Woodworth responded by noting that reductions in the amount of state funding provided to public school systems in recent years coupled with things like the significant losses in property tax revenue resulting from the state’s property tax caps have significantly cut into the corporation’s spending power.

“We’re at about $23 million cumulative loss in those funds from property tax collections,” Woodworth told the commission. “For example, our Capital Projects fund is one of those that is a rate-driven fund, so the money that we don’t collect is just gone. And Capital Projects is what we would have used to do this work we’re talking about right now to fix up our labs.”

Along the same lines, Stutsman noted that while it’s true the school corporation this past May was successful in getting two voter referendums approved — one to help bolster the corporation’s flagging General fund and one to assist with the construction of a new intermediate school — that additional funding will do nothing to help the corporation with its plans for advanced manufacturing instruction.

“I’ve heard some comments with the big referendums that the school just got, that they’ve got cash everywhere. Well, don’t forget, it’s no different than the Redevelopment Commission or Civil City. We all have these silos of money that can be used here, but can’t be used in other areas,” Stutsman said. “So what we would be donating to is not something that these referendums would be helping with.”

Stutsman also made a point of informing the commission that it was he who brought the idea for the funding gift to Woodworth, and not the other way around.

“I just want to be clear for everybody here, I went to Diane with this idea. The schools did not come to me requesting this,” Stutsman said. “I just saw this as an opportunity. There’s a lot going on to reeducate and retrain current workers, and that’s a huge piece of what we need to be doing now. But a longterm effort has to be finding better ways to train our youth so they’re ready for this, otherwise we’re going to always be having to do short-term efforts to try to keep our workforce up.”

For his part, Commissioner Vince Turner said his initial reaction to the proposal was positive, though he would like to see something more concrete when it comes to a potential plan for the funding’s use.

“I think I would rather see narrower than wider,” Turner said. “I would like to see a specific program that you’re asking us to come along side of, what the training would be, who the partnerships would be with, what we’re funding, etc.
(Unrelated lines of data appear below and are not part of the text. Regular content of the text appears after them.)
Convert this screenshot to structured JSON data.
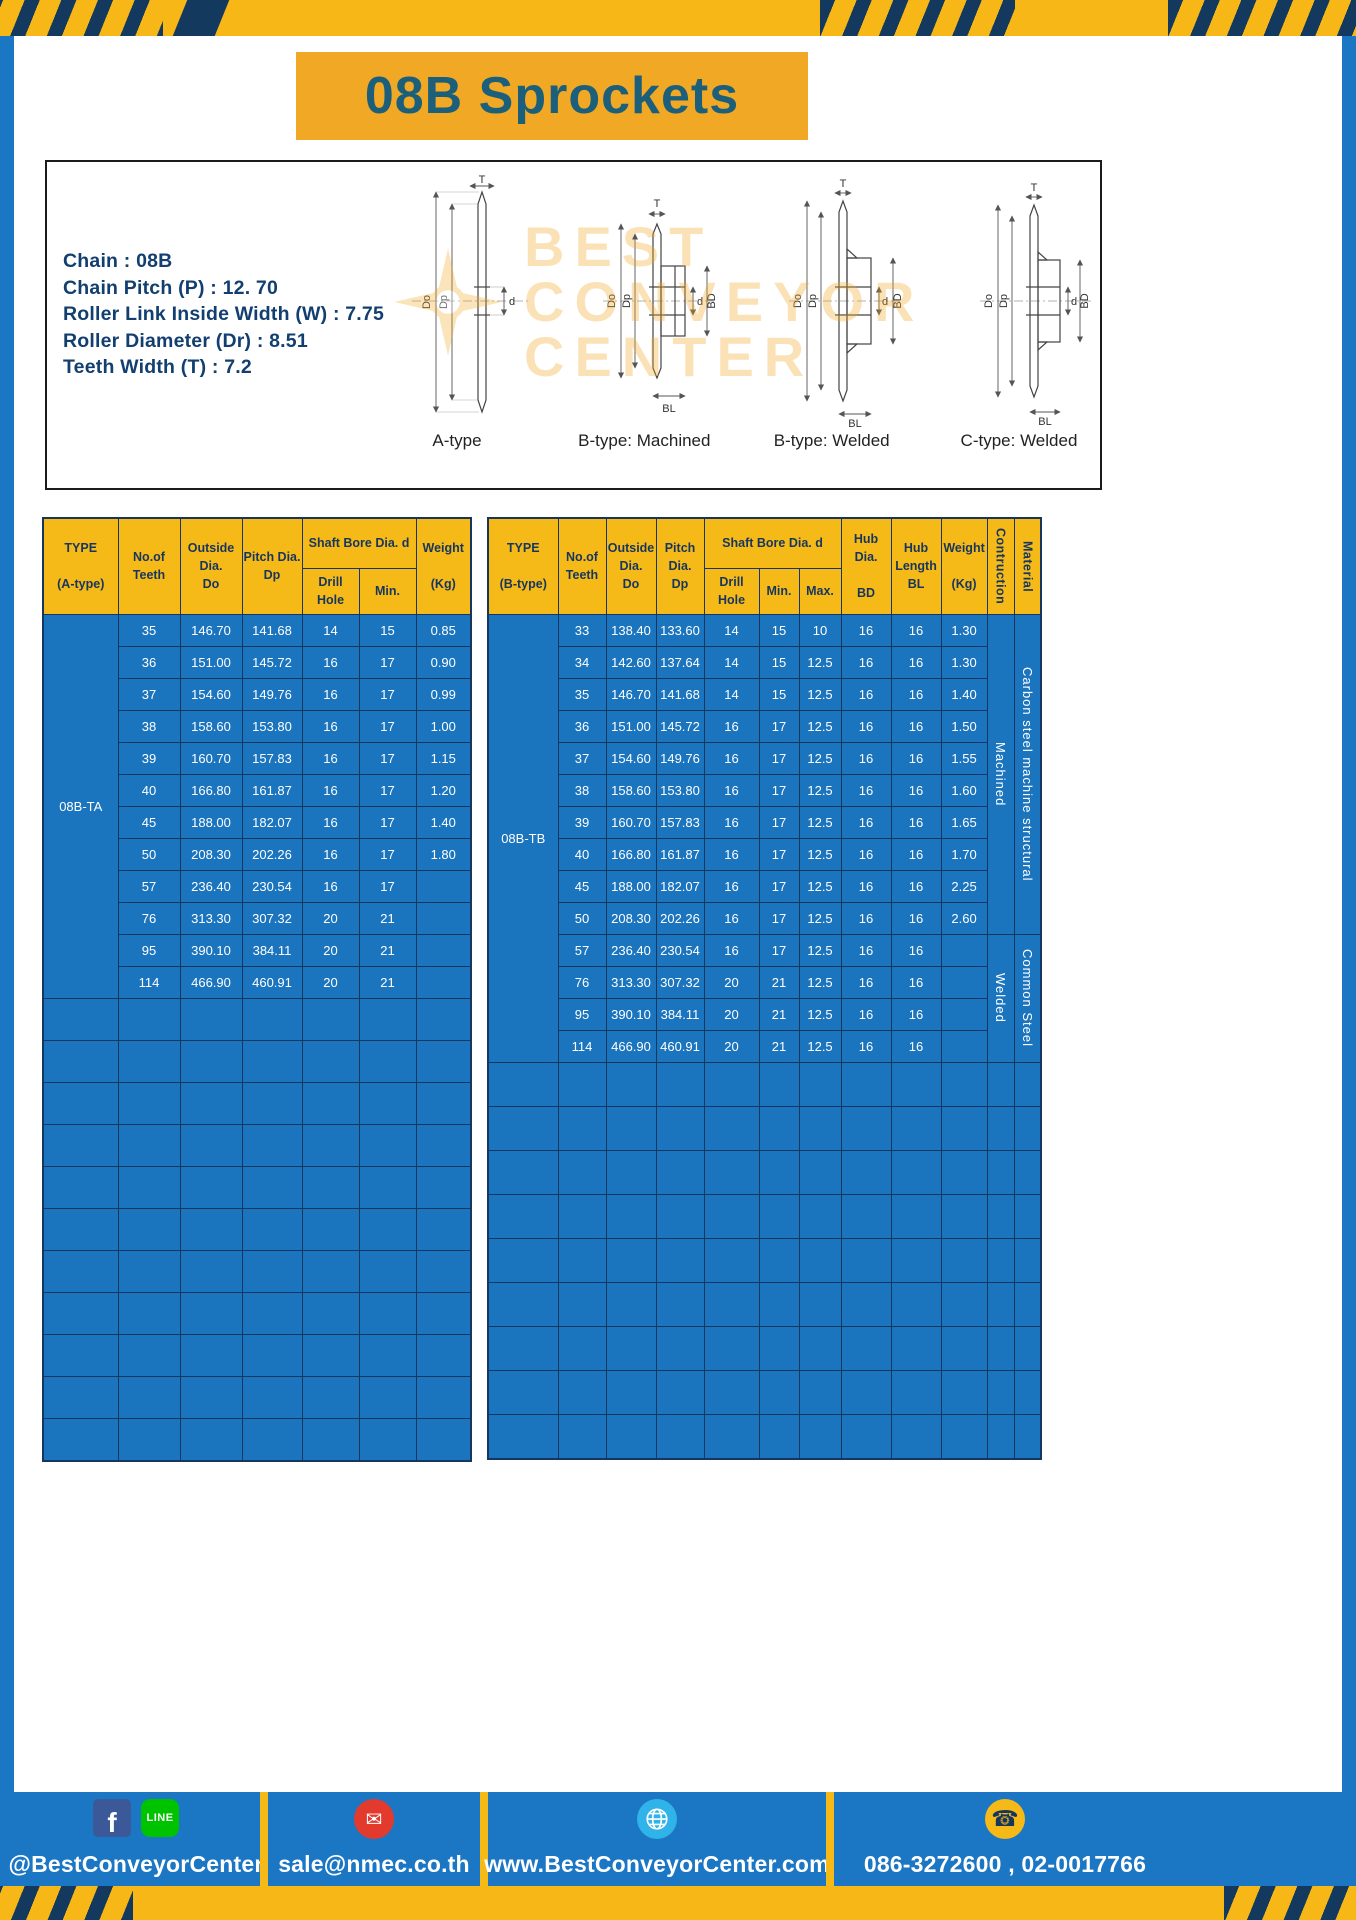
{
  "page": {
    "title": "08B Sprockets"
  },
  "colors": {
    "accent_yellow": "#F6BA18",
    "banner_orange": "#F0A825",
    "frame_blue": "#1B76C4",
    "table_cell_blue": "#1B74BE",
    "grid_navy": "#16355F",
    "title_teal": "#1C5F7B",
    "spec_text_navy": "#123F70",
    "stripe_navy": "#14395F"
  },
  "specs": {
    "lines": [
      "Chain : 08B",
      "Chain Pitch (P) : 12. 70",
      "Roller Link Inside Width (W) : 7.75",
      "Roller Diameter (Dr) : 8.51",
      "Teeth Width (T) : 7.2"
    ]
  },
  "watermark": {
    "line1": "BEST",
    "line2": "CONVEYOR",
    "line3": "CENTER"
  },
  "diagrams": [
    {
      "caption": "A-type",
      "labels": [
        "T",
        "Do",
        "Dp",
        "d"
      ]
    },
    {
      "caption": "B-type: Machined",
      "labels": [
        "T",
        "Do",
        "Dp",
        "d",
        "BD",
        "BL"
      ]
    },
    {
      "caption": "B-type: Welded",
      "labels": [
        "T",
        "Do",
        "Dp",
        "d",
        "BD",
        "BL"
      ]
    },
    {
      "caption": "C-type: Welded",
      "labels": [
        "T",
        "Do",
        "Dp",
        "d",
        "BD",
        "BL"
      ]
    }
  ],
  "table_a": {
    "headers": {
      "type": "TYPE\n\n(A-type)",
      "teeth": "No.of\nTeeth",
      "outside": "Outside\nDia.\nDo",
      "pitch": "Pitch Dia.\nDp",
      "shaft": "Shaft Bore Dia. d",
      "drill": "Drill Hole",
      "min": "Min.",
      "weight": "Weight\n\n(Kg)"
    },
    "type_value": "08B-TA",
    "rows": [
      [
        "35",
        "146.70",
        "141.68",
        "14",
        "15",
        "0.85"
      ],
      [
        "36",
        "151.00",
        "145.72",
        "16",
        "17",
        "0.90"
      ],
      [
        "37",
        "154.60",
        "149.76",
        "16",
        "17",
        "0.99"
      ],
      [
        "38",
        "158.60",
        "153.80",
        "16",
        "17",
        "1.00"
      ],
      [
        "39",
        "160.70",
        "157.83",
        "16",
        "17",
        "1.15"
      ],
      [
        "40",
        "166.80",
        "161.87",
        "16",
        "17",
        "1.20"
      ],
      [
        "45",
        "188.00",
        "182.07",
        "16",
        "17",
        "1.40"
      ],
      [
        "50",
        "208.30",
        "202.26",
        "16",
        "17",
        "1.80"
      ],
      [
        "57",
        "236.40",
        "230.54",
        "16",
        "17",
        ""
      ],
      [
        "76",
        "313.30",
        "307.32",
        "20",
        "21",
        ""
      ],
      [
        "95",
        "390.10",
        "384.11",
        "20",
        "21",
        ""
      ],
      [
        "114",
        "466.90",
        "460.91",
        "20",
        "21",
        ""
      ]
    ],
    "empty_rows": 11
  },
  "table_b": {
    "headers": {
      "type": "TYPE\n\n(B-type)",
      "teeth": "No.of\nTeeth",
      "outside": "Outside\nDia.\nDo",
      "pitch": "Pitch Dia.\nDp",
      "shaft": "Shaft Bore Dia. d",
      "drill": "Drill Hole",
      "min": "Min.",
      "max": "Max.",
      "hub_dia": "Hub Dia.\n\nBD",
      "hub_len": "Hub\nLength\nBL",
      "weight": "Weight\n\n(Kg)",
      "construction": "Contruction",
      "material": "Material"
    },
    "type_value": "08B-TB",
    "rows": [
      [
        "33",
        "138.40",
        "133.60",
        "14",
        "15",
        "10",
        "16",
        "16",
        "1.30"
      ],
      [
        "34",
        "142.60",
        "137.64",
        "14",
        "15",
        "12.5",
        "16",
        "16",
        "1.30"
      ],
      [
        "35",
        "146.70",
        "141.68",
        "14",
        "15",
        "12.5",
        "16",
        "16",
        "1.40"
      ],
      [
        "36",
        "151.00",
        "145.72",
        "16",
        "17",
        "12.5",
        "16",
        "16",
        "1.50"
      ],
      [
        "37",
        "154.60",
        "149.76",
        "16",
        "17",
        "12.5",
        "16",
        "16",
        "1.55"
      ],
      [
        "38",
        "158.60",
        "153.80",
        "16",
        "17",
        "12.5",
        "16",
        "16",
        "1.60"
      ],
      [
        "39",
        "160.70",
        "157.83",
        "16",
        "17",
        "12.5",
        "16",
        "16",
        "1.65"
      ],
      [
        "40",
        "166.80",
        "161.87",
        "16",
        "17",
        "12.5",
        "16",
        "16",
        "1.70"
      ],
      [
        "45",
        "188.00",
        "182.07",
        "16",
        "17",
        "12.5",
        "16",
        "16",
        "2.25"
      ],
      [
        "50",
        "208.30",
        "202.26",
        "16",
        "17",
        "12.5",
        "16",
        "16",
        "2.60"
      ],
      [
        "57",
        "236.40",
        "230.54",
        "16",
        "17",
        "12.5",
        "16",
        "16",
        ""
      ],
      [
        "76",
        "313.30",
        "307.32",
        "20",
        "21",
        "12.5",
        "16",
        "16",
        ""
      ],
      [
        "95",
        "390.10",
        "384.11",
        "20",
        "21",
        "12.5",
        "16",
        "16",
        ""
      ],
      [
        "114",
        "466.90",
        "460.91",
        "20",
        "21",
        "12.5",
        "16",
        "16",
        ""
      ]
    ],
    "construction": [
      {
        "label": "Machined",
        "rows": 10
      },
      {
        "label": "Welded",
        "rows": 4
      }
    ],
    "material": [
      {
        "label": "Carbon steel  machine structural",
        "rows": 10
      },
      {
        "label": "Common  Steel",
        "rows": 4
      }
    ],
    "empty_rows": 9
  },
  "footer": {
    "facebook_label": "f",
    "line_label": "LINE",
    "social_handle": "@BestConveyorCenter",
    "mail_glyph": "✉",
    "email": "sale@nmec.co.th",
    "website": "www.BestConveyorCenter.com",
    "phone_glyph": "☎",
    "phone": "086-3272600 , 02-0017766"
  }
}
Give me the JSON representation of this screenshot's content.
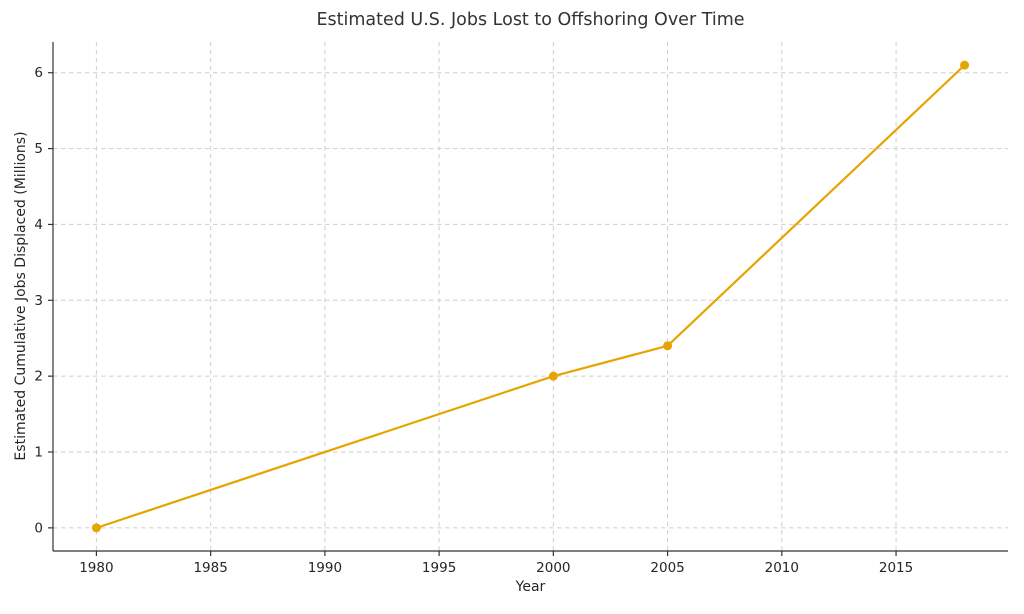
{
  "chart_data": {
    "type": "line",
    "title": "Estimated U.S. Jobs Lost to Offshoring Over Time",
    "xlabel": "Year",
    "ylabel": "Estimated Cumulative Jobs Displaced (Millions)",
    "x": [
      1980,
      2000,
      2005,
      2018
    ],
    "y": [
      0.0,
      2.0,
      2.4,
      6.1
    ],
    "xticks": [
      1980,
      1985,
      1990,
      1995,
      2000,
      2005,
      2010,
      2015
    ],
    "yticks": [
      0,
      1,
      2,
      3,
      4,
      5,
      6
    ],
    "xlim": [
      1978.1,
      2019.9
    ],
    "ylim": [
      -0.305,
      6.405
    ],
    "grid": true,
    "grid_style": "dashed",
    "legend_position": "none",
    "marker": "circle",
    "colors": {
      "line": "#E6A400",
      "marker": "#E6A400",
      "grid": "#CFCFCF",
      "spine": "#333333",
      "text": "#262626",
      "background": "#FFFFFF"
    }
  }
}
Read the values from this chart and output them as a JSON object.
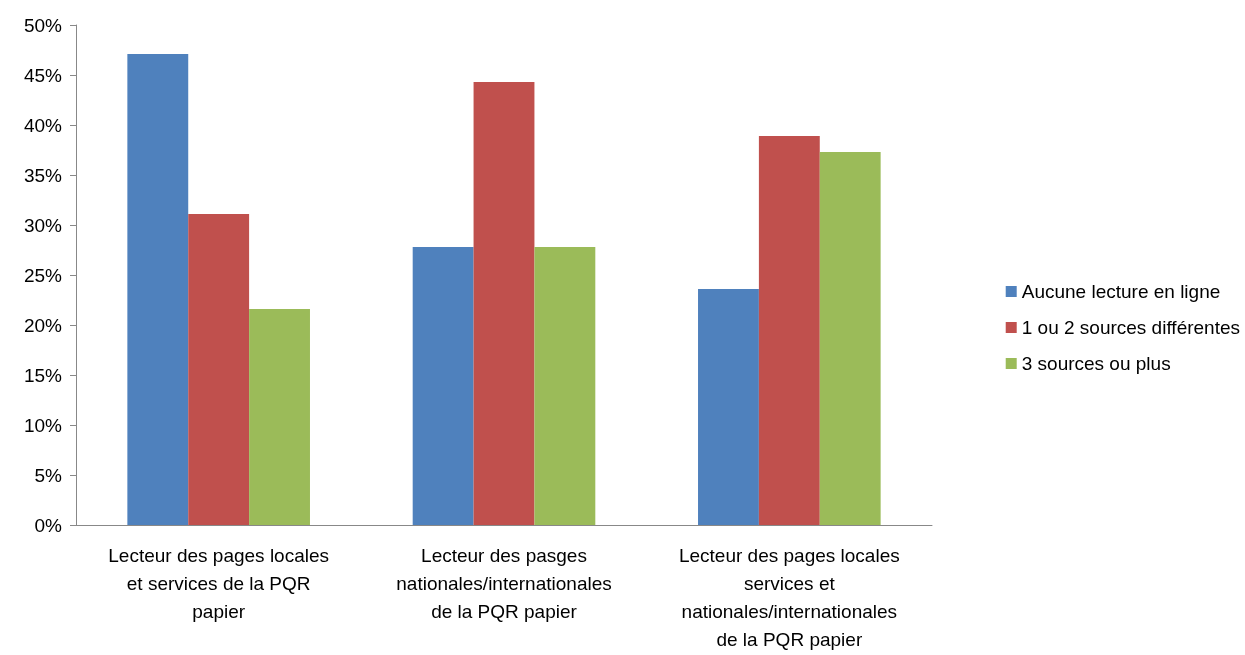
{
  "chart_data": {
    "type": "bar",
    "categories": [
      "Lecteur des pages locales et services de la PQR papier",
      "Lecteur des pasges nationales/internationales de la PQR papier",
      "Lecteur des pages locales services et nationales/internationales de la PQR papier"
    ],
    "series": [
      {
        "name": "Aucune lecture en ligne",
        "color": "#4f81bd",
        "values": [
          47.1,
          27.8,
          23.6
        ]
      },
      {
        "name": "1 ou 2 sources différentes",
        "color": "#c0504d",
        "values": [
          31.1,
          44.3,
          38.9
        ]
      },
      {
        "name": "3 sources ou plus",
        "color": "#9bbb59",
        "values": [
          21.6,
          27.8,
          37.3
        ]
      }
    ],
    "ylim": [
      0,
      50
    ],
    "yticks": [
      {
        "value": 0,
        "label": "0%"
      },
      {
        "value": 5,
        "label": "5%"
      },
      {
        "value": 10,
        "label": "10%"
      },
      {
        "value": 15,
        "label": "15%"
      },
      {
        "value": 20,
        "label": "20%"
      },
      {
        "value": 25,
        "label": "25%"
      },
      {
        "value": 30,
        "label": "30%"
      },
      {
        "value": 35,
        "label": "35%"
      },
      {
        "value": 40,
        "label": "40%"
      },
      {
        "value": 45,
        "label": "45%"
      },
      {
        "value": 50,
        "label": "50%"
      }
    ],
    "grid": false,
    "legend": "right"
  }
}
The other thing I’d suggest is I don’t mind the 5-year aspect of it, but I’d like to see it (reviewable) in a similar way to tax abatements, where we have an opportunity as a commission to say,’Yes, this is the direction we want it to go in.’ Folks are begging for workers now, and if we can come alongside in a public-private partnership where we have very specific things that we’re saying we’re funding, I see some optimism in there.”

Commissioner Brett Weddell also expressed initial support for the proposal, noting that it would behoove the commission to acknowledge the negative impact the city’s use of TIFs has had on the school district.

“The city council had Umbaugh and Associates come and do an analysis that took into consideration the two largest TIF districts we have, projects that are coming on board, revenues and whatnot,” Weddell said. “Between those two major TIF districts, the redevelopment commission will bring in approximately $7.8 million per year. Their analysis then took it a step further and said if we eliminated those two TIF districts, got rid of them, and they went away, the Civil City would collect an additional $2.1 million (per year), and the school system would collect $1.8 million. So obviously having the TIF districts is still a net positive for the city, but we always knew that the school was losing money. I don’t think anyone really knew what that meant (until now).”

Given the commission’s general acknowledgment of interest in exploring the proposal further, Stutsman said his plan would be to bring something more concrete back for the commissioners to review likely at either their July 10 or Aug. 14 meeting, to which they agreed.